Professor Parker has now been involved in the industrial design of dozens of award-winning products that have been mass produced. ‘It’s a highly collaborative thing to do, because these are technological products for international markets, so I work very closely with a range of specialists within the company. I lead the industrial design side of it, so I’m expected to come up with the overall concept for the product and then work collaboratively with engineers in different subject areas to realise that as an object of mass production.’

Last year, Professor Parker and his Gallagher colleagues completed work on a new series of high-tech weigh scales. Shaped like a robust computer tablet, the portable unit plugs into weigh bars that sit underneath an animal crate. As well as an animal’s weight, a wide variety of other information can also be entered, and used to analyse productivity and farming methods. This is particularly important for ‘gate to plate’ traceability regulations when animals move between farms or across international borders.

That’s a very tricky thing to do sometimes, without actually having something to put in front of people to say: ‘Is this what you mean, does this grab you?’


‘For example, a specific animal trait or event such as veterinary care can be added to an animal’s record. This information gives a comprehensive history of an animal’s growth, reproductive performance, wellness and condition.

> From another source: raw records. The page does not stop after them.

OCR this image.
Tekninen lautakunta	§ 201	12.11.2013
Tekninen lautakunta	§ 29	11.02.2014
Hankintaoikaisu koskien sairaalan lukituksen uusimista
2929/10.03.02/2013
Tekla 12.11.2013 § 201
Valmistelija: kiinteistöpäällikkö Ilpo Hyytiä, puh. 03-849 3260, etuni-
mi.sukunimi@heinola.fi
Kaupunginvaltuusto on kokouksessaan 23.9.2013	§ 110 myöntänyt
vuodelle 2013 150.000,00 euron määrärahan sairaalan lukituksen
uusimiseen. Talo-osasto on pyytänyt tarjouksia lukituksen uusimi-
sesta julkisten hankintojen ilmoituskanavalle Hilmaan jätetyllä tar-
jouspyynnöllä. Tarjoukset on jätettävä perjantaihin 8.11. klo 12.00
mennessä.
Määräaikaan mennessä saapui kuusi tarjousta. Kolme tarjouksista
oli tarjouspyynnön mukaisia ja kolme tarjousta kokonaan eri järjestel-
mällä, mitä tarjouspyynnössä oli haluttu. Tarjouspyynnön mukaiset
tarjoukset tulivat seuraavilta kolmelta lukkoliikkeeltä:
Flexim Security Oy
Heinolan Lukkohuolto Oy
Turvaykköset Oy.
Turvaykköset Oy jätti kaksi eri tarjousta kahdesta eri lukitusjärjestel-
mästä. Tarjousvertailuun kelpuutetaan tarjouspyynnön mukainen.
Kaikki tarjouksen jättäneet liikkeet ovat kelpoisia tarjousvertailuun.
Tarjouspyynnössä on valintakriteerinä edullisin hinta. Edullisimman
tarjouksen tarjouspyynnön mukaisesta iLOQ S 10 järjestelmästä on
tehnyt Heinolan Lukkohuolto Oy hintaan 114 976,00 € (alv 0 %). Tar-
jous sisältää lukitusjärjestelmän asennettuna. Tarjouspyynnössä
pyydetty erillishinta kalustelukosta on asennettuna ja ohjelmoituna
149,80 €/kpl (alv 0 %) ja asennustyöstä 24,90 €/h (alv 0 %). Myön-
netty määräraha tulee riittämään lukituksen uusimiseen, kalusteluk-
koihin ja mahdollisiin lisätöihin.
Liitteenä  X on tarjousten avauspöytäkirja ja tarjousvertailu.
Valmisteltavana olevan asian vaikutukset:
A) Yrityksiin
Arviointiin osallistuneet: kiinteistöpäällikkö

Through this device, you’re able to access that information, critically evaluate it and decide whether farming practices are effective and as productive as they possibly could be.

‘Gallagher is a great site for me as a designer to test ideas about what design could or should be, and how much value some of those ideas actually have in a real production organisation. It’s a very good site to be a reflective practitioner and is also a generator of ideas which you can test there and then. There is a lot of emphasis in contemporary design practice on assessing the needs and roles of end users. That’s a very tricky thing to do sometimes, without actually having something to put in front of people to say: “Is this what you mean, does this grab you?”’

Working in this way, the designer becomes more than an observer of particular practices, taking an active role in working with engineers, developers of technology and those involved in marketing, to deeply understand the issues that they are confronting and the opportunities that have not yet been realised. It is a combination of creativity, knowledge and exploration about a complex situation.

‘It’s a very holistic and deeply engaged research practice that I’ve got and I love it,’ Professor Parker says. ‘I’m very grateful to Massey, who encourage me to do it, and I’m delighted that Gallagher also want me to be involved. I think the impact is pretty obvious. All these products are the result of collaborative work and we know that they have an impact on not only the economic performance of the company but also its status internationally. This flows through into other economic benefits for the company, for cities, regions, and for the country. You feel like you’re doing really good, impactful work and not just something that’s going to gather dust on a shelf.’